Coding Driven Leadership - shyamvala
https://www.shyamvala.com/blog/coding-driven-leadership
======
externalreality
> Collective Ownership : It’s not about you, its always about the team.

When people say "Collective Ownership", they usually mean no one person is
directly responsible for a body of code - and that is supposed to be a good
thing. When you walk into a shop with this philosophy and have a question
about the code you will find that you usually get the answer "I don't know ask
Jake" and then Jake says "I don't know ask Jane", Jane then sends you to Bill
who may have touched the relevant code at some point. Basically "Collective
Ownership" can result in lack of responsibility and messy code that nobody
really understands.

I want to take more aim at this "Collective Code Ownership" myth. The concept
overlooks the immense amount of job satisfaction one gets from being
responsible for a body of code and feeling like you have some responsibility.
Handing out responsibility doesn't remove the need for code reviews or bar
others from examining and learning different parts of the code. So called
"collective ownership" simply gives low-level engineering management more
power by keeping developers weak and replaceable but makes for messy code.
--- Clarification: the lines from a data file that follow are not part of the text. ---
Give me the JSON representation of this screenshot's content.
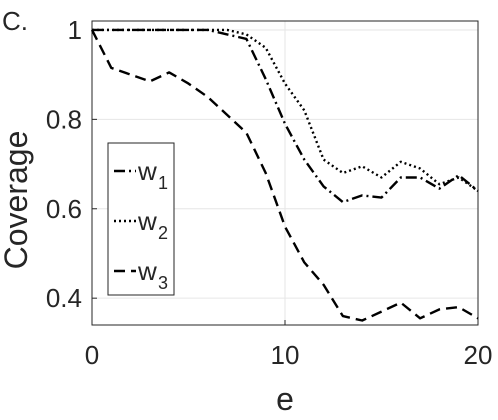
{
  "panel_label": "C.",
  "chart_data": {
    "type": "line",
    "xlabel": "e",
    "ylabel": "Coverage",
    "xlim": [
      0,
      20
    ],
    "ylim": [
      0.34,
      1.02
    ],
    "xticks": [
      0,
      10,
      20
    ],
    "xtick_labels": [
      "0",
      "10",
      "20"
    ],
    "yticks": [
      0.4,
      0.6,
      0.8,
      1
    ],
    "ytick_labels": [
      "0.4",
      "0.6",
      "0.8",
      "1"
    ],
    "grid": true,
    "legend_position": "bottom-left",
    "x": [
      0,
      1,
      2,
      3,
      4,
      5,
      6,
      7,
      8,
      9,
      10,
      11,
      12,
      13,
      14,
      15,
      16,
      17,
      18,
      19,
      20
    ],
    "series": [
      {
        "name": "w",
        "subscript": "1",
        "dash": "dash-dot",
        "values": [
          1,
          1,
          1,
          1,
          1,
          1,
          1,
          0.99,
          0.98,
          0.89,
          0.79,
          0.71,
          0.65,
          0.615,
          0.63,
          0.625,
          0.67,
          0.67,
          0.645,
          0.675,
          0.64
        ]
      },
      {
        "name": "w",
        "subscript": "2",
        "dash": "dotted",
        "values": [
          1,
          1,
          1,
          1,
          1,
          1,
          1,
          1,
          0.99,
          0.96,
          0.88,
          0.82,
          0.71,
          0.68,
          0.695,
          0.67,
          0.705,
          0.69,
          0.655,
          0.67,
          0.64
        ]
      },
      {
        "name": "w",
        "subscript": "3",
        "dash": "dashed",
        "values": [
          1,
          0.915,
          0.9,
          0.885,
          0.905,
          0.88,
          0.85,
          0.81,
          0.77,
          0.68,
          0.56,
          0.48,
          0.43,
          0.36,
          0.35,
          0.37,
          0.39,
          0.355,
          0.375,
          0.38,
          0.355
        ]
      }
    ]
  }
}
It
makes for messy code because developers don't take a holistic view of what
they are doing they just strive to rapidly complete little tasks that are
thrown in front of them that management can understand and use to maintain a
feeling of control. In short "yes!", it is about you, your growth, and your
job satisfaction. I've worked as a consultant in many code shops - when I walk
into a shop and the manager introduces Alice "who does our kernel code", and
then Bill who "Manages our API code", and Mike "Who is generally responsible
for integrations and works on our front end code with Alice" I generally see
more happy developers and less turnover.

I also don't believe very much in Pair Programming. Again, all the research
I've read supporting the practice is questionable. I've pair programmed at
length and watched others do it. Generally it only works for the most trivial
of tasks - which means that why use it at all. I do think superiors get a
great deal of satisfaction pairing with their subordinates, I'm not so sure
about the other way around.